The flip answer is yes of course you need a data scientist! The serious answer is more nuanced. When a term gets hot, it can easily get overused and generate backlash. Here is my quick check list of cases that might warrant an investment in data science.
Data Products: If your organization sells data you probably already have many of the characteristics of data science even if you don’t have someone with that official role. A data scientist can help you with everything from algorithmic anomaly detection, to measurement validity and explore how to move up the value chain. Raw data gains value through segmentation, clustering, time-series historical comparisons and prediction of upcoming value.
Business Arguments: If your executive team is fraught with arguments about the fundamental assumptions and hypothesis underlying the business, you may need a data scientist. If might just feel like an argument to you, but someone trained as a scientist can translate those arguments into research questions and begin to define what data counts as evidence. They won’t be able to remove all uncertainties, but imagine your organization changing the basis of decisions from fighting fires and incident management into an iterative a series of experiments generating increasing confidence in the empirical foundation of your business.

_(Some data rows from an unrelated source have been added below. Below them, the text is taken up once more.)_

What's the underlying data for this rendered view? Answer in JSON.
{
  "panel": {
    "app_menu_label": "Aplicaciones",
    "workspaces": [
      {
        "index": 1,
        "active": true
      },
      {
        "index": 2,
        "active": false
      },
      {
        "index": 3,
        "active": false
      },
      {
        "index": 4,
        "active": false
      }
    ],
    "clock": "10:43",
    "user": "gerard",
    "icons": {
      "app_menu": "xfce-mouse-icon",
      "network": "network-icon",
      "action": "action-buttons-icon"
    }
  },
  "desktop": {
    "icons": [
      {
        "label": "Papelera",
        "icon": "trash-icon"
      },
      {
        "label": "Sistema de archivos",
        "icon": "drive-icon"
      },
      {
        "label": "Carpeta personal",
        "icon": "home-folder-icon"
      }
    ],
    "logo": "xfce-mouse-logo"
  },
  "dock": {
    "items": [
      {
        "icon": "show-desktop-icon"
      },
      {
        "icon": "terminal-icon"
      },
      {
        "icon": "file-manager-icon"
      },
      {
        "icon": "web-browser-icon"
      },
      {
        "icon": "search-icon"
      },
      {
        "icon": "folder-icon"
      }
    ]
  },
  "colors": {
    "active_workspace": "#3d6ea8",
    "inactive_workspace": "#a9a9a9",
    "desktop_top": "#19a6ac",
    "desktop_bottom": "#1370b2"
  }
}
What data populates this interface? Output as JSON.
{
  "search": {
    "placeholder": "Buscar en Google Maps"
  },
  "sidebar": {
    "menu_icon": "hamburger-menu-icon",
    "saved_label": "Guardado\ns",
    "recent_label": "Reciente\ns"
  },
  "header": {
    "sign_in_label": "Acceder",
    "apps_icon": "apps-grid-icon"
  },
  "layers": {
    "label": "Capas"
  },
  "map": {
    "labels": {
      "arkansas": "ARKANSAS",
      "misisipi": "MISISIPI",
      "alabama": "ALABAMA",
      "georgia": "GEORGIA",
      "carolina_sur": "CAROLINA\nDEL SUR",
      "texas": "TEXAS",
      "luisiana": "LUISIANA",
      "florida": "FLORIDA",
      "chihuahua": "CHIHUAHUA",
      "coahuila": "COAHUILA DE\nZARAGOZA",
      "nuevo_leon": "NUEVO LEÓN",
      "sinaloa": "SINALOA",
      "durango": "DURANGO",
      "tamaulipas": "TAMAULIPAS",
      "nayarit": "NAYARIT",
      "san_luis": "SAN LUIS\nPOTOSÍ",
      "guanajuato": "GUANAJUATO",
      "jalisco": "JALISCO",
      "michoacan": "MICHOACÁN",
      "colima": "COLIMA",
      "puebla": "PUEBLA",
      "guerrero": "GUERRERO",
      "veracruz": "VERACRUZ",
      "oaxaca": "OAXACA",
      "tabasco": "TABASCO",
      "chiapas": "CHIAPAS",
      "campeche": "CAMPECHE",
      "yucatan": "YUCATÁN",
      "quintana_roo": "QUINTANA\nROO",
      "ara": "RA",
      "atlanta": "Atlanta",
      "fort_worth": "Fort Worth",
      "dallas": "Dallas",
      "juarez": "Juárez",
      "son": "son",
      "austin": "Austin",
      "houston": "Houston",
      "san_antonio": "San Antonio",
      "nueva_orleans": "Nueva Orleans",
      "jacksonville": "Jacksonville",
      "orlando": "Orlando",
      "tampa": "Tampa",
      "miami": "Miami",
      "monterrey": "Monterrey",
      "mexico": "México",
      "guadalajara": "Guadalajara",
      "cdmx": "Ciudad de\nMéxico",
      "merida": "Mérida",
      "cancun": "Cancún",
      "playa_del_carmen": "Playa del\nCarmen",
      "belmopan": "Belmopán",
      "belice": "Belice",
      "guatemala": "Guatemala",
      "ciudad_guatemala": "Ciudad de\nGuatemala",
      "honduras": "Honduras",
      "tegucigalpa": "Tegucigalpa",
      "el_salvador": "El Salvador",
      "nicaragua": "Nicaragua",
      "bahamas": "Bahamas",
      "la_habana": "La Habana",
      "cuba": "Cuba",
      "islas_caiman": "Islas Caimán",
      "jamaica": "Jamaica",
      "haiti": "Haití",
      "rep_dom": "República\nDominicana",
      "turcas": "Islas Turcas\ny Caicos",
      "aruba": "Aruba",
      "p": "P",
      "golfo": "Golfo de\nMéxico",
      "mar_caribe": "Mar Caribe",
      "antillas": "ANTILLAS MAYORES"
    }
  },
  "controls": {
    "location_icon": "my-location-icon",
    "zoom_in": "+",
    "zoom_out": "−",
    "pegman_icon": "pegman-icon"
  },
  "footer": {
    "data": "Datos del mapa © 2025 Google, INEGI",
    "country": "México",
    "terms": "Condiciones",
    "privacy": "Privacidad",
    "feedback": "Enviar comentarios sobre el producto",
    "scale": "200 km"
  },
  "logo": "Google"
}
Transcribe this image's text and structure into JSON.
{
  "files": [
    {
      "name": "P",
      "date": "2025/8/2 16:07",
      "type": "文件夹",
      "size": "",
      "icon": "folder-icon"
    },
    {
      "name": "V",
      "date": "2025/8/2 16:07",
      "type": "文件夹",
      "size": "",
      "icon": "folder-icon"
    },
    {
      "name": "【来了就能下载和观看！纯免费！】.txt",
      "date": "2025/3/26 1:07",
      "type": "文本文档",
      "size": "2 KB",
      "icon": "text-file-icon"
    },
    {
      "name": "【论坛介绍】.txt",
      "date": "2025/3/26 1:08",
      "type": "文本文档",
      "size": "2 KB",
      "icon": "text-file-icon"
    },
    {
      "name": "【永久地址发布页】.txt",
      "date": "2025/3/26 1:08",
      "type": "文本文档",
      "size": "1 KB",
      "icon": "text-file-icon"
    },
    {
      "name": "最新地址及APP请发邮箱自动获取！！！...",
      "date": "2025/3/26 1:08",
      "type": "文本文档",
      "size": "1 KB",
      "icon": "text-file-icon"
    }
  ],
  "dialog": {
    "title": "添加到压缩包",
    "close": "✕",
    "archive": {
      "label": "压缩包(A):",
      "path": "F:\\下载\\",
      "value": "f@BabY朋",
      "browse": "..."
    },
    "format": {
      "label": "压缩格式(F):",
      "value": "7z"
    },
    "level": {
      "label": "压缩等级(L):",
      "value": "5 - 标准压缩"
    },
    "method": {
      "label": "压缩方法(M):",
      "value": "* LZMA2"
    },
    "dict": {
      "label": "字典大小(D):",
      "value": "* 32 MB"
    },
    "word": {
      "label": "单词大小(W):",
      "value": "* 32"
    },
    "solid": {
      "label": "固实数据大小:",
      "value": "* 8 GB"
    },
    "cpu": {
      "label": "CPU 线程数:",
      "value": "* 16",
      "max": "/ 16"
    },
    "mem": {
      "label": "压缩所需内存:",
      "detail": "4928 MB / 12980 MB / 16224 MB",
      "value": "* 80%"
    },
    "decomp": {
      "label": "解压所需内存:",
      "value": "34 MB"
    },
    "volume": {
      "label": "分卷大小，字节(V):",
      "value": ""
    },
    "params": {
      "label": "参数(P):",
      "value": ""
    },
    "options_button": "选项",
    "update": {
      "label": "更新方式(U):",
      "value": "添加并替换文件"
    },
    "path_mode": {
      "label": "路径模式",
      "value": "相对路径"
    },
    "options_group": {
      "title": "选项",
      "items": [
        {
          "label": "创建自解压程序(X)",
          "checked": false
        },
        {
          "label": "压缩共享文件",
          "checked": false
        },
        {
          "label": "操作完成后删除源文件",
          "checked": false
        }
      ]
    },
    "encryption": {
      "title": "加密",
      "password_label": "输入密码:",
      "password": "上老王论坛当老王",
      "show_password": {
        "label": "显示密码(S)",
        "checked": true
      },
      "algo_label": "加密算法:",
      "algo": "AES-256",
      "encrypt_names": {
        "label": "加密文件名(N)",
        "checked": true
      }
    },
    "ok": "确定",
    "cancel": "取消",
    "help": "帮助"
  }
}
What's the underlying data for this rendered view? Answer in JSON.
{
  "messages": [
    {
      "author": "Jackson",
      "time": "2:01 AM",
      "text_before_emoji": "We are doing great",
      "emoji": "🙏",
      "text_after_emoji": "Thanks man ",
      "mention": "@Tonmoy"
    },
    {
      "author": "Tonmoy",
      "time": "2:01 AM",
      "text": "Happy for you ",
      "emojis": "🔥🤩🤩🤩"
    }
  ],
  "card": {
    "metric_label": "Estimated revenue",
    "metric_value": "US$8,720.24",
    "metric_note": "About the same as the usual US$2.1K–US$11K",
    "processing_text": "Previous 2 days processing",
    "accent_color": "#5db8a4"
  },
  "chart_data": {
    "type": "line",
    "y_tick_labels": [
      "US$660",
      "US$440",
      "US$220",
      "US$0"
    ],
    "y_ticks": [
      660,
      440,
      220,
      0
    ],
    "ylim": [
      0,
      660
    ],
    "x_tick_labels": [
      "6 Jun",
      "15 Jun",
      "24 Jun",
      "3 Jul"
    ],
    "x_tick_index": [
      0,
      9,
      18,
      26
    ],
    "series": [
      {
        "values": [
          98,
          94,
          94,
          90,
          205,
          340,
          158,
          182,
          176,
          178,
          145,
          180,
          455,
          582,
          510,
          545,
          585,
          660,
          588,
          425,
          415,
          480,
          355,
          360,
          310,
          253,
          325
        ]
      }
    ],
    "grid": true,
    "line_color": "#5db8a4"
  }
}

Service Acceleration and Automated Personalization: Business process automation has gone through several iterations over the past 40 years. Today we are moving toward increasingly automated service delivery, scheduling and personalized offerings. Mobile devices and social media combine to provide businesses new kinds of location, time and interest data with which to design custom personalized JIT (just-in-time) experiences and offers. If your business is moving in this direction you need a data scientist or two to help you get the automated analytical components designed correctly and to monitor the ongoing effectiveness of the implementations.
Scale: Organizations with billions in revenue can easily justify the use of data scientists. An improvement of 1% on $100 million in profits easily pays for a data scientist for the year. In many organizations there are much larger inefficiencies to be found and it doesn’t take a scale of billions in order to pay-off. At the other end of scale are many tech start-ups in Silicon Valley and elsewhere are hiring one or more data scientist right from the beginning as a competitive advantage.
Data Tsunami: If your organization is struggling with Big Data you realize it. If your organization has a sense of drowning in data and yet still lack true insight you need help from a data scientist. A data scientist can help you connect the silos, separate signal from noise and help you get a handle on which levers can really move the business.
Intuition: “I just have this feeling that we aren’t getting everything we should out of our data?” One of my longest running engagements started just this way. We started with a short project and after about a week’s worth of work it morphed into an ongoing engagement to help the team a few hours per week with data exploration, predictive analyses, exploring competing business hypotheses and testing the effectiveness of promotions. Scale for this line of business was initially quite modest, but getting the new effort grounded in data early was a big win. This client now runs a significant part of their business in a highly automated fashion with market responsive pricing. And, they were able to recover a portion of the data science costs out of licensing data subsets to non-competitive industry partners.
Does your organization need a data scientist? If you found yourself nodding in agreement with any of these cases you might.